The way he had spoken of his sister as if she were a parcel to be delivered to Lord Atherstone's door.
The cold authority in his voice when he had said, "I have determined that he is the gentleman you shall marry," as though Clara's wishes were of no more consequence than the arrangement of furniture in a drawing room.
Edward had known men like that --- had sat across from them at dinner tables and in the chambers of Parliament without ever thinking to challenge them. It was simply the way of things among families of standing, and he had accepted it without much thought.
But watching Clara refuse --- watching her stand there, small and dignified and utterly immovable, with her brother looming over her and half the room pretending not to listen --- had stirred something in Edward that he could not quite put back to rest. She had not asked for permission.
She had not waited for someone to rescue her.
She had simply spoken the truth of what she wanted, clearly and without apology, and let the consequences fall where they may.
It had been, he reflected, exactly the sort of thing Lady Alice would have done.
And that thought brought him round to the question he had been circling for weeks now, the one he kept picking up and setting down again like a letter he could not quite bring himself to open.
What was he going to do about Lady Alice?
He had hesitated because the timing was wrong.
She was consumed with helping her cousin and he had been consumed with helping Josiah, and neither of them had the attention to spare for courtship.
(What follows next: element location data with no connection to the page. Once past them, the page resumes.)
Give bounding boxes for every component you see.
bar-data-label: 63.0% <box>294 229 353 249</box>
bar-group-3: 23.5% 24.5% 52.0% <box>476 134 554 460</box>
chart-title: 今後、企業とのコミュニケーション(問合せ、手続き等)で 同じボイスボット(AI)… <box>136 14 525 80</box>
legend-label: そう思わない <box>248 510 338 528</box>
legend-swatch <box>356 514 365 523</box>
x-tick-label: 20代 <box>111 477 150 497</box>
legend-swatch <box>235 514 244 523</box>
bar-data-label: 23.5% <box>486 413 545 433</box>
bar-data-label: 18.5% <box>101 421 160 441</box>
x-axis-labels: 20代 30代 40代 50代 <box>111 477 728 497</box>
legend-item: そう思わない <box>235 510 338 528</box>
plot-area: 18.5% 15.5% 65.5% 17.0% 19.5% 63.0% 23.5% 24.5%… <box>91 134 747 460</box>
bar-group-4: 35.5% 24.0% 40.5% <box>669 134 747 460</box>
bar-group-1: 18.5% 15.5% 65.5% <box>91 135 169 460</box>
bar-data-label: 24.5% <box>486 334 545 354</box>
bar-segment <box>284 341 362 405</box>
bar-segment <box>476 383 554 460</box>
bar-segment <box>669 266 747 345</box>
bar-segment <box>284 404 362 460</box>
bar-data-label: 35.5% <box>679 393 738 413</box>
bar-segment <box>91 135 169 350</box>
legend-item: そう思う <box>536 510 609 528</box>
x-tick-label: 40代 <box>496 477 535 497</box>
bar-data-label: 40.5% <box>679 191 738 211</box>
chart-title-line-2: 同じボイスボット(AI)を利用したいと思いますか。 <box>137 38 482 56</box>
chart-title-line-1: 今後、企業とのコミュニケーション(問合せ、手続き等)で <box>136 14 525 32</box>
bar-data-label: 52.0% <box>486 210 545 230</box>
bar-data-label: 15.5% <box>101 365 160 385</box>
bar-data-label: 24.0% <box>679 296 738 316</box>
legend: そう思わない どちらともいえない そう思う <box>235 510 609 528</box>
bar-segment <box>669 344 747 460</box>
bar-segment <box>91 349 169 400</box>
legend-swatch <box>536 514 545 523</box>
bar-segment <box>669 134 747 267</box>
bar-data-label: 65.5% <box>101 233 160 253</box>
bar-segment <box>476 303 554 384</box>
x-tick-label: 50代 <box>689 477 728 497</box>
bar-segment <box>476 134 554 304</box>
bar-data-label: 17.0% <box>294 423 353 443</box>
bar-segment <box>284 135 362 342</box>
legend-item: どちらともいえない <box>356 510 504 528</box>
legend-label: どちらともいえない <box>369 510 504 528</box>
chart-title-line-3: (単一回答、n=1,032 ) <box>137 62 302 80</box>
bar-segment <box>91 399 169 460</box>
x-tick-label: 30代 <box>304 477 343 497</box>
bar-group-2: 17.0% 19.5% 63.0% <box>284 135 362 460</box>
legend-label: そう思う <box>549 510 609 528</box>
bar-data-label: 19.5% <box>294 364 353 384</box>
But that was not the whole truth, and Edward was honest enough with himself to admit it.
He had hesitated because he was afraid. Afraid that she would laugh at him, or worse, that she would look at him with that sharp, appraising gaze of hers and find him wanting.
Afraid that she would see through his title and his estate and his carefully cultivated composure to the uncertain man beneath, the one who had never quite believed he was equal to the life he had been born into.
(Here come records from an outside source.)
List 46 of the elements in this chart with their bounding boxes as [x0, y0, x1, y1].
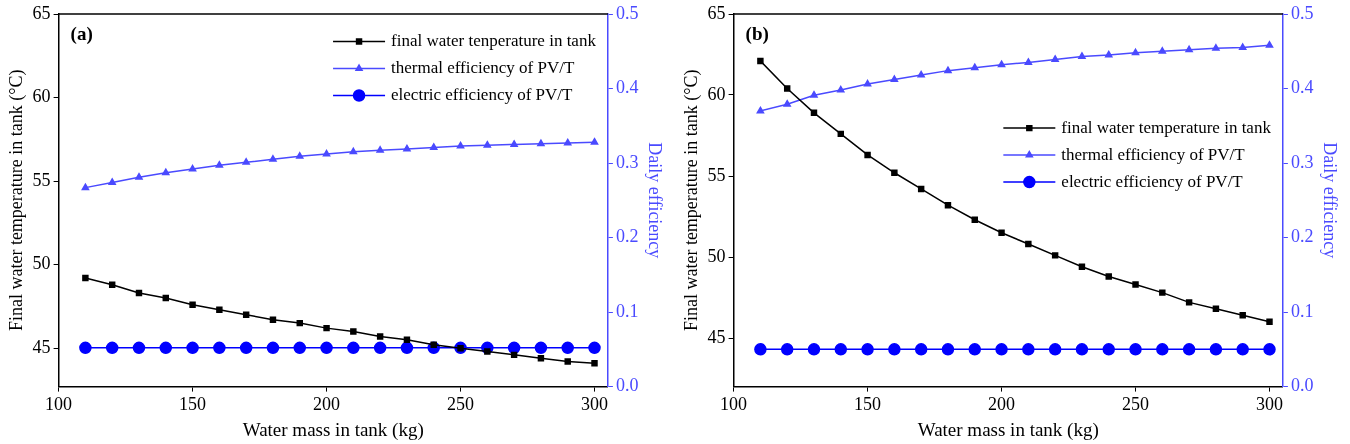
text: (a) — [70, 23, 93, 46]
y-tick-label: 50 — [707, 245, 726, 266]
y2-tick-label: 0.0 — [615, 375, 639, 396]
y2-axis-title: Daily efficiency — [1320, 142, 1341, 259]
x-tick-label: 200 — [988, 394, 1016, 415]
x-axis-title: Water mass in tank (kg) — [917, 418, 1099, 441]
y-tick-label: 50 — [32, 253, 51, 274]
y-tick-label: 45 — [32, 336, 51, 357]
y-axis-title: Final water temperature in tank (°C) — [680, 69, 702, 332]
text: (b) — [745, 23, 769, 46]
x-tick-label: 300 — [1256, 394, 1283, 415]
legend-label: final water tenperature in tank — [391, 30, 597, 50]
y-tick-label: 60 — [32, 86, 51, 107]
y2-tick-label: 0.4 — [1290, 77, 1314, 98]
y-tick-label: 65 — [707, 2, 726, 23]
x-axis-title: Water mass in tank (kg) — [242, 418, 424, 441]
x-tick-label: 150 — [854, 394, 882, 415]
y2-tick-label: 0.1 — [615, 300, 639, 321]
x-tick-label: 200 — [313, 394, 341, 415]
y-tick-label: 45 — [707, 326, 726, 347]
x-tick-label: 100 — [45, 394, 73, 415]
x-tick-label: 100 — [720, 394, 748, 415]
legend-label: final water temperature in tank — [1061, 117, 1272, 137]
legend-label: electric efficiency of PV/T — [391, 84, 574, 104]
y2-tick-label: 0.4 — [615, 77, 639, 98]
x-tick-label: 250 — [447, 394, 475, 415]
y-tick-label: 60 — [707, 83, 726, 104]
legend-label: thermal efficiency of PV/T — [391, 57, 575, 77]
x-tick-label: 250 — [1122, 394, 1150, 415]
x-tick-label: 150 — [179, 394, 207, 415]
legend-label: thermal efficiency of PV/T — [1061, 144, 1246, 164]
y2-tick-label: 0.1 — [1290, 300, 1314, 321]
y2-tick-label: 0.3 — [1290, 151, 1314, 172]
y-tick-label: 55 — [32, 169, 51, 190]
y2-tick-label: 0.0 — [1290, 375, 1314, 396]
y2-tick-label: 0.2 — [1290, 226, 1314, 247]
y-tick-label: 65 — [32, 2, 51, 23]
y-tick-label: 55 — [707, 164, 726, 185]
y2-axis-title: Daily efficiency — [645, 142, 666, 259]
y2-tick-label: 0.3 — [615, 151, 639, 172]
y2-tick-label: 0.5 — [1290, 2, 1314, 23]
y2-tick-label: 0.2 — [615, 226, 639, 247]
legend-label: electric efficiency of PV/T — [1061, 171, 1244, 191]
y-axis-title: Final water temperature in tank (°C) — [5, 69, 27, 332]
x-tick-label: 300 — [581, 394, 608, 415]
y2-tick-label: 0.5 — [615, 2, 639, 23]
But Josiah had been afraid too, and it had not stopped him.
Josiah had endured months of separation, had faced Lord Tyrone's wrath, had weathered Clara's forced letter and his own broken heart, and still his love had not wavered.
If his friend could show such courage, such determination, could Edward do any less?
He stopped by the fireplace, his reflection staring back at him from the mirror above the mantel --- a man he barely recognised, his eyes bright with an emotion he had spent weeks trying to deny.
Tomorrow, he would stand by Josiah's side as the confrontation unfolded.
He would do his duty as a friend and witness.
But when it was over --- when the truth was revealed and everyone's futures were settled --- Edward would find Lady Alice.
He would tell her how he felt. Not with the practised ease of a man proposing a sensible arrangement, but with the stumbling honesty of a man who had been entirely undone by a woman who corrected his historical facts in public and made his heart race with a single accidental touch.
It was, he realised with a small smile tugging at his lips, exactly the sort of reckless romantic gesture he had always told himself he would never make.
Moving to his writing desk, Edward pulled out a sheet of paper and uncorked the ink, the sharp scent of it filling his nostrils. He would write to Josiah first, confirming his attendance tomorrow.
And then he would spend the rest of the evening trying to find the right words to say to Lady Alice. Whatever happened tomorrow, he would not let this chance slip away.